Вика чувствовала лёгкую дрожь. Дрожь уходила в пол. Пол вибрировал, как днище разваливающегося самолёта. В хвосте гостей стрекотала камера. Она рассыпала стрёкот, как пулемётную «дробь». «Дробь» настигала швейцара. Он смотрел на Вику так, как смотрит артист на режиссёра в финальной сцене. Вика оказалась хорошим режиссёром. В финальной сцене швейцар буквально делал чудеса.
Дверь в кабинет распахнулась от одного выдоха Вики. Ураган ворвался в комнату с множеством, как обугленное лицо швейцара кондиционеров с запахом хвои, моря, степи…, вызвав «пену» на шторах цвета пустыни.
Администратор с медвежьими и опухшими глазами, сверкающей, как чистый лёд зачищенной лысиной, в белоснежной рубашке, синими крест – накрест подтяжками, которые опоясывали бугристую грудь, и одновременно поддерживали блестящими застёжками чёрные вельветовые штаны, подбитые внизу зубчатыми молниями, встретил Вику возле полированного столика, в нём отражался валютный интерьер.

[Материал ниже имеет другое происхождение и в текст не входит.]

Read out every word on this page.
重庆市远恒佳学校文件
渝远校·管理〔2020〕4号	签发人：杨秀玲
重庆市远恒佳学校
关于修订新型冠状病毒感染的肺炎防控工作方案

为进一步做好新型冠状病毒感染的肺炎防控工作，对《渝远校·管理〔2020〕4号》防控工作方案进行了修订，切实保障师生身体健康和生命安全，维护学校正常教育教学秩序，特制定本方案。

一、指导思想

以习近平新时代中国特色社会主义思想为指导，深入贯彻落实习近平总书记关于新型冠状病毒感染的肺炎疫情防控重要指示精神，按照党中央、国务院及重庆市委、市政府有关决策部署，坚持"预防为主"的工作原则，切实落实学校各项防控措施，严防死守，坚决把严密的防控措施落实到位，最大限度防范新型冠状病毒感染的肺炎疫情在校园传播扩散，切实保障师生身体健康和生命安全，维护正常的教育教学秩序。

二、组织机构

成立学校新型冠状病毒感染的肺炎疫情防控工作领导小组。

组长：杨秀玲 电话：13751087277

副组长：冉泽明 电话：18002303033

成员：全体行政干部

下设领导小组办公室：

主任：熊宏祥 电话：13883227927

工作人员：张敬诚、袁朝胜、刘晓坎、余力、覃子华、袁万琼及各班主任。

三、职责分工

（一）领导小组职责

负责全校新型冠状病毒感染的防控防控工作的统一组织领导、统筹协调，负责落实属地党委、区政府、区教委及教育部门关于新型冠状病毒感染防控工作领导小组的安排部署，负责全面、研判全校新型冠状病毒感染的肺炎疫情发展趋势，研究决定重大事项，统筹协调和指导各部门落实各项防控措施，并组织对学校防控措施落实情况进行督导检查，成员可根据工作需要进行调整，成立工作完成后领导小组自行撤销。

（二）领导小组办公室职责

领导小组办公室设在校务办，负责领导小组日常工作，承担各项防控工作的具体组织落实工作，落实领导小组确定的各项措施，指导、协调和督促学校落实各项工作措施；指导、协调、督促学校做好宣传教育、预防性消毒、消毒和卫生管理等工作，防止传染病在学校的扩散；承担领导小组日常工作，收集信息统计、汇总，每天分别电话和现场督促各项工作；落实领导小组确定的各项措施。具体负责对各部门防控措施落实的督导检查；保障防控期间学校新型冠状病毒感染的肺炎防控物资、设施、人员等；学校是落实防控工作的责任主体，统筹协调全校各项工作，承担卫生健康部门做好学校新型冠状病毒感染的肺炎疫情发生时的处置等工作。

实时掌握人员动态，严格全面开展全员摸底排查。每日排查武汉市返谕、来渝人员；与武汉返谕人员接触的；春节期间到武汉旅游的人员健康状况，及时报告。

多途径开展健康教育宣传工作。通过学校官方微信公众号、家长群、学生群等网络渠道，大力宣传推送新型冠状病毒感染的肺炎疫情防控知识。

Разговор оказался желчным.
Директор был недоволен оторванным галуном и лицом швейцара, как у воинов индейского племени Сельвапули.
– Ты что ж, в таком виде и шёл, – тихо спросил он, ковырнул рукой с массивным золотым перстнем в пропахшем женскими духами воздухе, чтобы обозначить лицо швейцара, но обозначить не удалось, перстень оказался неподъёмным, а поэтому на смену руки пришло слово. – И с такой мордой, – с накатом припечатал он.
– Шёл, – вклинилась Вика. – И иностранцы его щёлкали.
– И тебя щёлкали, – прошипел швейцар, пытаясь содрать с опалённых щёк обжаренные лохмотья.
– Что меня, – отрапортовала Вика и улыбнулась администратору. – Я гостья из Африки.
Администратор облегчённо вздохнул.
– А вот ты откуда, – бросил он швейцару и с надеждой посмотрел на Вику.
– Гони бабки, – сказала она швейцару, – и я придумаю.
Через пять минут швейцар открыл спиной дверь и объяснил через рыжую, кудлатую с лисьими глазами девицу – переводчицу иностранцам, что в гостинице репетируется сцена из детективного, сногсшибательного, он хотел сказать Мосфильма, но заезженная иностранцами память сработала на Голливуд – фильм с названием, он притормозил название, так как из – за стремительно меняющихся ситуаций оно могло не подойти. Администратор играет мафиози. Молодая девушка с чемоданом – следователя. Швейцар играл подручного мафиози. Он подумал и добавил: основные события развернутся после выхода следователя из кабинета мафиози. Господа иностранцы должны сохранять спокойствие, когда следователя начнут спускать с лестницы головой вниз.
Вика и не догадывалась о финале. Администратор указал ей на дверь за спиной. По мнению провинциалки эта дверь вела к мусорным ящикам.
Администратор вспыхнул. Вспышка была яркой, как при рождении новой звезды. Она опалила Вику. После очередных её слов хранитель гостиницы нахмурился. Вика почувствовала капли воды, которые брызнули, словно из грозовой тучи.